A bunch of questions on the meaning of objectivity in History

by bloodphoenix2401

What is the best way to find an objective view of a particular historical event? In fact, what does an objective view even mean in history? While different sides of a conflict may have their own reasons to take action in any negative way against the other, a lot(most?) of the times we do lump some sides as "bad" and some as "good" or "both".

I am struggling with trying to understand if objectivity in terms of history means that you're looking at one event from all perspectives and recounting what each side did without taking a side?

Or does it mean you look at all point-of-views so you'll know who is right or wrong from a very basic moral perspective?

Does reading books from different perspectives of the same event have a better impact on your understanding than talking to several Historians?

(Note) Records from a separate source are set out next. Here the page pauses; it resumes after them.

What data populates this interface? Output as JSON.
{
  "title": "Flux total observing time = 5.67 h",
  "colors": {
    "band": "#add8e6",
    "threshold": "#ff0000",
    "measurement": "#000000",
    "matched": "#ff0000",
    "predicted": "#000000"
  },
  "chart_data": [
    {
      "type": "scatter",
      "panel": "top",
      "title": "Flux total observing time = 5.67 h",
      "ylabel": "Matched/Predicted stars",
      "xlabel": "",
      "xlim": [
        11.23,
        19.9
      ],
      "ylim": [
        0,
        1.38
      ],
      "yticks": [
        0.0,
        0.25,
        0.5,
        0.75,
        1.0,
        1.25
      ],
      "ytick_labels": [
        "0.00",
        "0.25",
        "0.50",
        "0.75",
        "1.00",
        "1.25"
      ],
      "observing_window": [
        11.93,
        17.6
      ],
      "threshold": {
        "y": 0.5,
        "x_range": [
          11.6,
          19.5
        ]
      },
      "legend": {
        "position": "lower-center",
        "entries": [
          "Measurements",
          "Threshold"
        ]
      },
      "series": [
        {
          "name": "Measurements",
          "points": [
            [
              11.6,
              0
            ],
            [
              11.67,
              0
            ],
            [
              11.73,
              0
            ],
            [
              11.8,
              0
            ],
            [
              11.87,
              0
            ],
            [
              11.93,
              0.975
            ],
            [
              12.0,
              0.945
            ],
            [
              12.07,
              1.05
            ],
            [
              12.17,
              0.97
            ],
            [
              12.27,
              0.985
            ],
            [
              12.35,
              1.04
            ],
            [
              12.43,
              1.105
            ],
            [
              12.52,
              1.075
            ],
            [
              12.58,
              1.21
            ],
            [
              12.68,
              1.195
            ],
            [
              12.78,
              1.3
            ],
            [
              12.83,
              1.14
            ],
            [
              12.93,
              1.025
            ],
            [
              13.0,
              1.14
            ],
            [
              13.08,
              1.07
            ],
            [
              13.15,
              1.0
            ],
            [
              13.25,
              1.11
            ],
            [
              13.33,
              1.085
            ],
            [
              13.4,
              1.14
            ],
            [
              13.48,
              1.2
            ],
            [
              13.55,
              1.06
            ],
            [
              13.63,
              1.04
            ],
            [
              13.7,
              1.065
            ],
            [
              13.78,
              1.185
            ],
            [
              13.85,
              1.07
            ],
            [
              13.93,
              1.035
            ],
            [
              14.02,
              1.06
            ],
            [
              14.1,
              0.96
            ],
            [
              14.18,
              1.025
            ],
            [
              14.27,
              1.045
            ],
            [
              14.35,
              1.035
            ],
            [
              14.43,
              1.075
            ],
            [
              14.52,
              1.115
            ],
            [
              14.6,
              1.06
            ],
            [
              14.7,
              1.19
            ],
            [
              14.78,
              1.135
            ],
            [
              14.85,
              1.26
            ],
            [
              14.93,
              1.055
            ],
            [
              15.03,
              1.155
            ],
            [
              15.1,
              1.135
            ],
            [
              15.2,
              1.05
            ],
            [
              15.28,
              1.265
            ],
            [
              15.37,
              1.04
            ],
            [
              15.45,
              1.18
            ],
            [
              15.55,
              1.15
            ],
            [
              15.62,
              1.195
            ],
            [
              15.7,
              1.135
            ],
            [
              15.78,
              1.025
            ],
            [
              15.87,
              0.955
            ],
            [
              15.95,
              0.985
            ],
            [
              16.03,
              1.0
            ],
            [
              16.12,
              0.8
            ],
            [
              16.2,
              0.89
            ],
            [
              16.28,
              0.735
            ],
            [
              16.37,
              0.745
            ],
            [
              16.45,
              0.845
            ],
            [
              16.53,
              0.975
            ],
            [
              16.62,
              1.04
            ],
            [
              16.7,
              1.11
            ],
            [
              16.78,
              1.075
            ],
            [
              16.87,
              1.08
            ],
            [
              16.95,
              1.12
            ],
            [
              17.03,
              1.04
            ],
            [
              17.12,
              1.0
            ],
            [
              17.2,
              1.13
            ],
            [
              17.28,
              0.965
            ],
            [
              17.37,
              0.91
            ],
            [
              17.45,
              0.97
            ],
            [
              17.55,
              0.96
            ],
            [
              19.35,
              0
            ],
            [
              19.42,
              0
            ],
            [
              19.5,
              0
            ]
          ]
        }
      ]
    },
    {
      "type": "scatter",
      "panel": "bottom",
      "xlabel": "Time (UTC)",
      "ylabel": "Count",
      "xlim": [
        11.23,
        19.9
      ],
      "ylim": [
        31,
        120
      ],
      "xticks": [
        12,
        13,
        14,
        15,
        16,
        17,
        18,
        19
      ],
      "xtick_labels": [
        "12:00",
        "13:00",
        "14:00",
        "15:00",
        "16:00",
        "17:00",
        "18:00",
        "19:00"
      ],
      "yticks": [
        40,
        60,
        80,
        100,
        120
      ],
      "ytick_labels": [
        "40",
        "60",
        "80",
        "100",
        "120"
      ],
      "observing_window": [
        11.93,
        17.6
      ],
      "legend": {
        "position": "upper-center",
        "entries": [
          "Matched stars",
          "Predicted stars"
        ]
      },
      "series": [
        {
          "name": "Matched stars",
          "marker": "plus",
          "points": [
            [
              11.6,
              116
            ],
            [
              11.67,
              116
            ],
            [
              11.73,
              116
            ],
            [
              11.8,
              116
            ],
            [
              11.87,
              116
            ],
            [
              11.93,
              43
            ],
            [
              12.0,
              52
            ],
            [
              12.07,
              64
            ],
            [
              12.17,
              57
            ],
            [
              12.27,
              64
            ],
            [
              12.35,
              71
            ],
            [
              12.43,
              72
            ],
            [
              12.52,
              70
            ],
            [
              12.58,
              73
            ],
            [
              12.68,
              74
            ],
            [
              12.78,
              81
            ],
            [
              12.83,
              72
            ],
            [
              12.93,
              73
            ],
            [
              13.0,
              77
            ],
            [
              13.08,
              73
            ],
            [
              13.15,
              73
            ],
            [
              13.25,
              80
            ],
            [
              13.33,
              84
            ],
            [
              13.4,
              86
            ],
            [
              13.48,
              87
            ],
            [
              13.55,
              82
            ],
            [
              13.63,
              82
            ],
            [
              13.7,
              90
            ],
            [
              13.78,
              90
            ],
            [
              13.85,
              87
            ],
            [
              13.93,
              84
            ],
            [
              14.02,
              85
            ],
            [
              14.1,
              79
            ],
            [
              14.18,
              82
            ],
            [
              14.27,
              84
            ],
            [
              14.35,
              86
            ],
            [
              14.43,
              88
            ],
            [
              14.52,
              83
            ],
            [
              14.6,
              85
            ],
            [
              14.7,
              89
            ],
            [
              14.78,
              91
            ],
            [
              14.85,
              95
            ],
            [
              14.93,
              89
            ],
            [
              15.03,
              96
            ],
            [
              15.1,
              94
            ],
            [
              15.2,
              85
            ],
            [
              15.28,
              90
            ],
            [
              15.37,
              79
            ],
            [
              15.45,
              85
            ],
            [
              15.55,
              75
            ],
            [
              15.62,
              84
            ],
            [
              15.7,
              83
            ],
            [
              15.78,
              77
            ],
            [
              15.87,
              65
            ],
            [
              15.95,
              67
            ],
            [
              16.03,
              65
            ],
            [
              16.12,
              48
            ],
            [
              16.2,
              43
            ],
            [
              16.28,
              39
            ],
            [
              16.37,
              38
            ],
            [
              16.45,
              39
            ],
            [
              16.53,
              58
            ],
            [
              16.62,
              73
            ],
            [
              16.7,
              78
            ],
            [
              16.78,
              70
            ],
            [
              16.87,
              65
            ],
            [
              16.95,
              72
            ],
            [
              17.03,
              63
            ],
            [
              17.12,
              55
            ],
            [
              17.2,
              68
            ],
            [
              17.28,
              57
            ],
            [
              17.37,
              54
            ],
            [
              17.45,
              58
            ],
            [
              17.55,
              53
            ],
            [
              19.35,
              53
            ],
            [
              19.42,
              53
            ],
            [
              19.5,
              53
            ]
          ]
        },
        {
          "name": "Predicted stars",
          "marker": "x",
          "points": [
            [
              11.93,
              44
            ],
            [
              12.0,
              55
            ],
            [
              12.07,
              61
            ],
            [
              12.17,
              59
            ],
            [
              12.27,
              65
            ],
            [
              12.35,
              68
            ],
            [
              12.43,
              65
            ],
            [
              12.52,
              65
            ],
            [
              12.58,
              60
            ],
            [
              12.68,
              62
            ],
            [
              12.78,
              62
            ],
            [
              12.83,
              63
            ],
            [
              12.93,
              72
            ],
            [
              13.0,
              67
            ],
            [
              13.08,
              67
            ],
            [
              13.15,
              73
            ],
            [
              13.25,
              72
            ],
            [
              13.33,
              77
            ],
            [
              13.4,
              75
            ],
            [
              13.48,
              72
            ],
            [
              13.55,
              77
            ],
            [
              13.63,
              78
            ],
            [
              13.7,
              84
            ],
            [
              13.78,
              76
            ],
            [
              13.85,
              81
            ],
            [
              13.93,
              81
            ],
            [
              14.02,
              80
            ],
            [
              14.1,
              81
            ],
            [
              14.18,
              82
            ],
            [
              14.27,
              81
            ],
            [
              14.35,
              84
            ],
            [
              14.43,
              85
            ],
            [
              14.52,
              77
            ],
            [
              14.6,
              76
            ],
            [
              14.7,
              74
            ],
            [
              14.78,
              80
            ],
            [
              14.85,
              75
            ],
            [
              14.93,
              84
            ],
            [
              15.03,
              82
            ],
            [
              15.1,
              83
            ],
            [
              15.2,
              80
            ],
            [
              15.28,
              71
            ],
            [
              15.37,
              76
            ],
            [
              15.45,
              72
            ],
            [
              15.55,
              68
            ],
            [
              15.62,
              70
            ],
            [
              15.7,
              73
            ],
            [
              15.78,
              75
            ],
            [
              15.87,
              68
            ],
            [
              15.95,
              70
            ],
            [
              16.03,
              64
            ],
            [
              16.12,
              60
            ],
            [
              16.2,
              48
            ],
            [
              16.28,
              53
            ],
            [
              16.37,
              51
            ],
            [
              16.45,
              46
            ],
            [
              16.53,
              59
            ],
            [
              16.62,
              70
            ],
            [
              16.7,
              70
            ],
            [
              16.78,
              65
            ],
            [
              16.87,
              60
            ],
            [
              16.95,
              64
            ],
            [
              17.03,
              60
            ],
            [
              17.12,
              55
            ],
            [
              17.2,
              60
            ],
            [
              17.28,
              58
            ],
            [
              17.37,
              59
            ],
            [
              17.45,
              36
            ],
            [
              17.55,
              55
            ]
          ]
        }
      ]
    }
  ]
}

I guess my overarching question is that, if you listen to one story from different sides and pick a side that you feel is right, or affected the most, then does that make you biased? Or are you.. objectively right?

I think I've been thinking about this too much and my mind is really muddled.

DanKensington

The problem with history is that it's writing about humans, written by humans, for consumption by humans. And the problem with the human being is that they are a stupid, selfish, blinkered creature with far too limited a point of view and a whole bunch of biases and preconceptions.

It's all biased. All of it. But that is not a bad thing. u/mikedash examines the matter of bias here, and u/Georgy_K_Zhukov does the same here.